Genes Identify Renal Graft Tolerant Patients

NANTES, France, Aug. 21 -- Geneticists are on the trail of a way to determine which kidney transplant recipients can be taken off immunosuppressants safely.

Groups here and at Stanford have found that recipients with a particular set of 33 genes appear to be able to tolerate new organs with little or no long-term immunosuppression, they reported online in the Proceedings of the National Academy of Sciences.

Comparing gene expression profiles from a variety of renal transplant recipients and healthy volunteers, the investigators found that more than 90% of patients who had developed tolerance to their grafts carried the genes, according to Jean-Paul Soulillou, M.D., Ph.D., of the French National Institute of Health and Medical Research, and Minnie Sarwal, M.D., Ph.D., of Stanford.

They also found similar gene expression patterns in one of 12 patients with stable graft function on a triple immunosuppressant regimen, and five of 10 patients who were stable on modified low-dose steroid therapy.

The gene-expression profile may be present in about half of all patients, and if validated in further studies, it could help physicians titrate immunosuppressive therapy to the needs of individual patients, and perhaps allow some patients to be taken off immunosuppressants entirely, the authors wrote.

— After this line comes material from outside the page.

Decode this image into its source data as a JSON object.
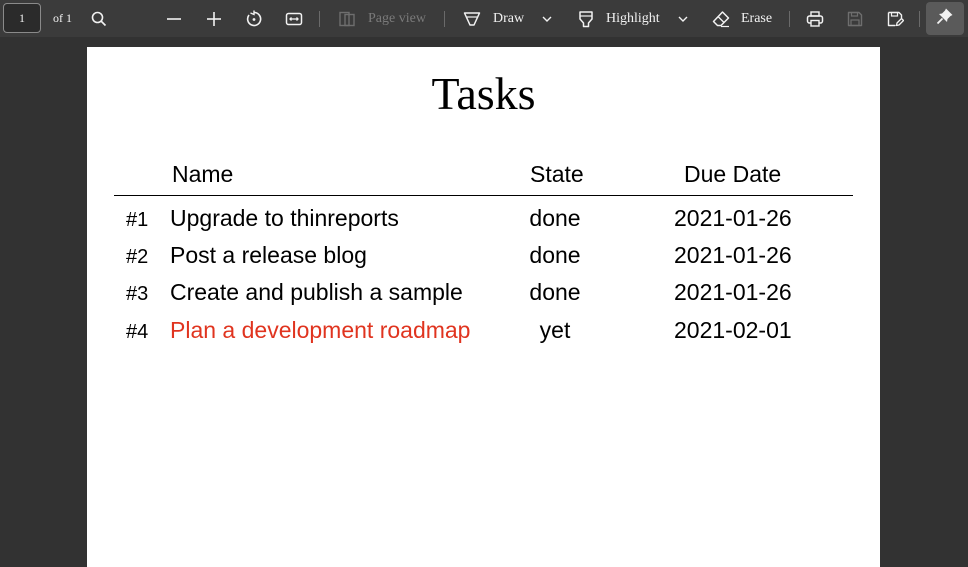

"For the first time, we now have evidence that will help us say to the five out of 10 patients without this expression pattern, 'Please, please don't think about changing your medications'," said Dr. Sarwal. "At the same time, we may be able to say a different patient, 'We'd like to try to cut back your drugs'."

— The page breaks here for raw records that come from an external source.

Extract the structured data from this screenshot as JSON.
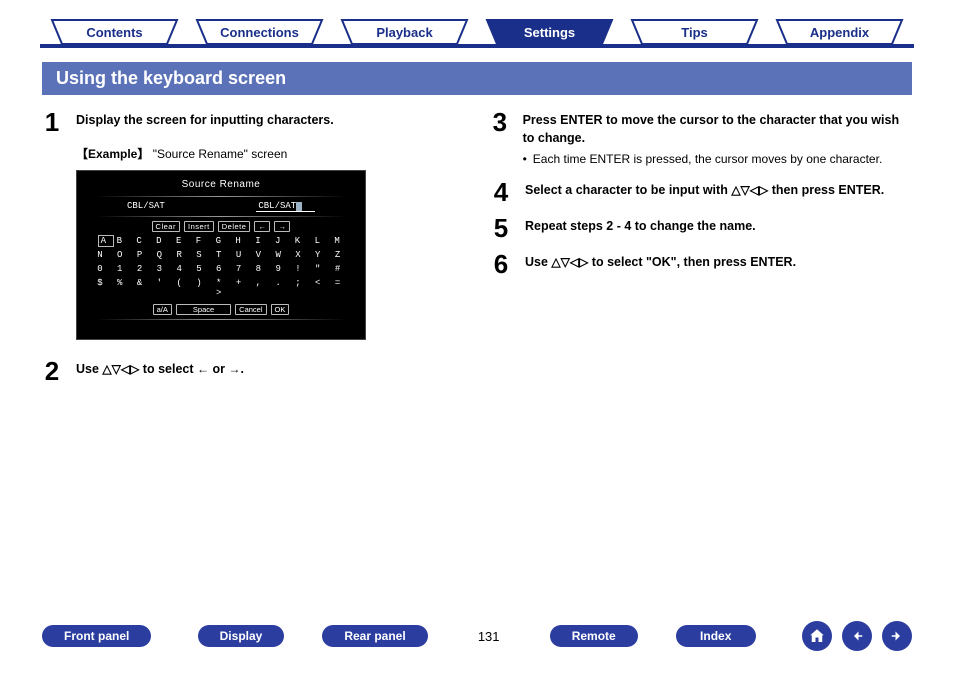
{
  "tabs": {
    "contents": "Contents",
    "connections": "Connections",
    "playback": "Playback",
    "settings": "Settings",
    "tips": "Tips",
    "appendix": "Appendix"
  },
  "section_title": "Using the keyboard screen",
  "steps": {
    "s1": {
      "num": "1",
      "text": "Display the screen for inputting characters.",
      "example_prefix": "【Example】",
      "example_text": " \"Source Rename\" screen"
    },
    "s2": {
      "num": "2",
      "text_a": "Use ",
      "text_b": " to select ",
      "text_c": " or ",
      "text_d": "."
    },
    "s3": {
      "num": "3",
      "text": "Press ENTER to move the cursor to the character that you wish to change.",
      "bullet": "Each time ENTER is pressed, the cursor moves by one character."
    },
    "s4": {
      "num": "4",
      "text_a": "Select a character to be input with ",
      "text_b": " then press ENTER."
    },
    "s5": {
      "num": "5",
      "text": "Repeat steps 2 - 4 to change the name."
    },
    "s6": {
      "num": "6",
      "text_a": "Use ",
      "text_b": " to select \"OK\", then press ENTER."
    }
  },
  "keyboard": {
    "title": "Source Rename",
    "left_label": "CBL/SAT",
    "right_label": "CBL/SAT",
    "row_buttons": {
      "clear": "Clear",
      "insert": "Insert",
      "delete": "Delete",
      "left": "←",
      "right": "→"
    },
    "row_alpha1": "A B C D E F G H I J K L M",
    "row_alpha1_boxed": "A",
    "row_alpha2": "N O P Q R S T U V W X Y Z",
    "row_num": "0 1 2 3 4 5 6 7 8 9 ! \" #",
    "row_sym": "$ % & ' ( ) * + , . ; < = >",
    "row_bottom": {
      "aA": "a/A",
      "space": "Space",
      "cancel": "Cancel",
      "ok": "OK"
    }
  },
  "bottom": {
    "front_panel": "Front panel",
    "display": "Display",
    "rear_panel": "Rear panel",
    "remote": "Remote",
    "index": "Index",
    "page": "131"
  },
  "glyphs": {
    "udlr": "△▽◁▷",
    "larr": "←",
    "rarr": "→"
  }
}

Spontaneous, long-term allograft tolerance has been documented in a small number of patients who received renal allografts, a phenomenon known as "operational tolerance."

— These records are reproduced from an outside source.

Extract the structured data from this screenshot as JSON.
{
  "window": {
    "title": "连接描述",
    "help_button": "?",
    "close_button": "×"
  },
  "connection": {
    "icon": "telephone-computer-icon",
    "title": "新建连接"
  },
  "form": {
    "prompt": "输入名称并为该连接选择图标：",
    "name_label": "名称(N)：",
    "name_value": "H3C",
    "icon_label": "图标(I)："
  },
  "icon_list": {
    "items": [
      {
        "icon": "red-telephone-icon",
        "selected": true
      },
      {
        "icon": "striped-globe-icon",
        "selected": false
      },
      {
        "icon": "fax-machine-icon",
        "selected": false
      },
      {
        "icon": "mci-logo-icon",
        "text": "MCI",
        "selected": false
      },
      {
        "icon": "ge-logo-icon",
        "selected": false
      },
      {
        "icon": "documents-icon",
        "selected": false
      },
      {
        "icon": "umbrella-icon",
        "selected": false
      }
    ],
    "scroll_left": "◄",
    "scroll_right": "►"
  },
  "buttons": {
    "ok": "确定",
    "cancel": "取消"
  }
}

In an attempt to discover the frequency of this immune adaptation and identify potential biomarkers for it, the authors examined blood gene expression profiles from 75 adult renal-transplant patients and from 16 healthy volunteers.

The transplant recipients included 22 patients with stable graft function, 36 who had acute /or chronic graft rejection, or both, and 17 with operational tolerance.

Using microarray analysis, they compared a subset of samples from patients in each of the three renal graft groups, and came up with a "tolerant footprint" consisting of 49 genes.

They then tested the genes with microarray and real-time polymerase chain reaction in samples from the other patients to determine whether they could accurately predict immune response and the need for immunosuppression.

They found that 33 of the 49 genes correctly segregated tolerance phenotypes with 99% specificity, and chronic rejections phenotypes with 86% specificity.

They found the tolerance signature in one of 12 patients who were stable on triple immunosuppressant therapy, and in five of 10 who were stable on low-dose steroid monotherapy.

The tolerance conferred upon allograft recipients who possessed the expression profiles appears to be related to a pattern of reduced costimulatory signaling, immune quiescence, apoptosis, and memory T-cell responses, the authors wrote.

"With the exception of a modest number of genes showing age-associated variation in expression, no association with other potential confounding factors such as immunosuppressive drugs, gender, serum creatinine, and cytomegalovirus or cancer history was observed," they wrote. "This finding lends credence to the fact that the identified gene signature is directly related to the state of tolerance."

The tolerance profile might be mediated through the action of transforming growth factor-b, which may regulate specific phenotypes of peripheral regulatory T cells, or alter the threshold of T-cell activation, the authors speculated.